I´m writing from my hostel in downtown Córdoba. Have a little time to kill so I figured I might as well write.
So, what a day yesterday! Woke up at 4:30 am to catch my bus from Mendoza to here. Spent a seemingly endless ride in and out of sleep, arrive here at 5:30 and immediately rushed from the terminal dowtown to the place where tickets for Manu Chao were supposedly sold. I get there and despite the fact that I called the day before and specifically asked if there would be tickets if I came by at 6 pm, they were sold out. Ok, no panicking, I still have a chance if I haul ass 20 blocks down to the stadium itself. I rush there full of nerves, arrive, and thankfully they´ve just brought the last batch of tickets. Now I rush back downtown to find a bed to crash in later, eat a bit, do a 180, and join the parade of hippies and punks and anarquist and rastas marching across the bridge to the show.
What a show!! It was completely absurd. Thousands of people packed in losing their minds. The opening act was a huge drum troupe dressed up for carnaval, who played and danced themes against police violence. Then on came Radio Bemba Sound System and Manu front and center. By the second song my clothes were completely soaked through with sweat, mostly not mine. For most of the show I was right up front and center, 3 meters from the stage, and that meant being smashed up against everyone around me, lifting crowd surfers over my head, planting myself against the waves of people pushing back and forth and writhing up and down every time a ska beat came around. It was raging fun. My only complaint is that it was hard to breath with so much humidity and smoke, and dehydration was endemic. I was fortunate to be generally bigger than the average argentine, so I could hold my ground and not get smashed, and still be able to see the stage and jump up for some fresh air now and then.
They played 3 hours straight, weaving all the themes into each other, and pausing only toward the end (during one of 3 encores) to let anti-mining activists talk to the audience.
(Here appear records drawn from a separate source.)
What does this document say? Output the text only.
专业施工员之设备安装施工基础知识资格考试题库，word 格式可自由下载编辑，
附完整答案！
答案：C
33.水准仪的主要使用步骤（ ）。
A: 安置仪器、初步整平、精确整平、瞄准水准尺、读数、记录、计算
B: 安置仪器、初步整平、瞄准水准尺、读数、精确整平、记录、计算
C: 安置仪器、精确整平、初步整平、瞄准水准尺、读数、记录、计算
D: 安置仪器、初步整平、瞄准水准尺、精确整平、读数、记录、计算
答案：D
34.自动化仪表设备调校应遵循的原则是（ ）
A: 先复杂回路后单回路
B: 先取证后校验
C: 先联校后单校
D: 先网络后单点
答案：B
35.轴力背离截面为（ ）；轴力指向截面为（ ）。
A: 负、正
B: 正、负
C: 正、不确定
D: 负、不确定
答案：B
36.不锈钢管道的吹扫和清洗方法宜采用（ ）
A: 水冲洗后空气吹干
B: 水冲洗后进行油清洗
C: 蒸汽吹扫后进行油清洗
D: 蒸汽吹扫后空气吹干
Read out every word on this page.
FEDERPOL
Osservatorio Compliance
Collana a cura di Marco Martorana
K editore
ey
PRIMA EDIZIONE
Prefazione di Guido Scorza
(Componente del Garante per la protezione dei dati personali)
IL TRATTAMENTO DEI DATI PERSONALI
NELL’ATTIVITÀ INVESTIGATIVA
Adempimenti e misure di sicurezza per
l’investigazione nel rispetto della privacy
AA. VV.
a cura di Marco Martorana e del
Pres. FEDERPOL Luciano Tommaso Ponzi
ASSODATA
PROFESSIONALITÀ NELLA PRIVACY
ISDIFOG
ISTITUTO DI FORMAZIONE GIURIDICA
It was amazing- I´ve never been to a concert where the artist let activists talk right in the middle of the show, but then Manu Chao is just down like that (background: in the south of Mendoza, new gold deposits have been discovered, but extracting them would threaten to contaminate a huge portion of the regio`n´s drinking water, thus the slogan of the resistence is ¨Sí a la vida, no a la minería!¨).
So anyway, after waking up and eating a hearty breakfast at 2 pm, to day was spent wandering around this pleasant, if balmy city. Saw lots of huge cathedrals, art museums, parks, talk to a lot of interesting people here and there. Climbed up a huge cypress tree on a hill above the zoo and watched a great sunset. Now I´m waiting for my aunt`s friend who lives here to come by so we can visit, and then hopefully I can get some sleep before my bus back to Mendoza bright and early tomorrow.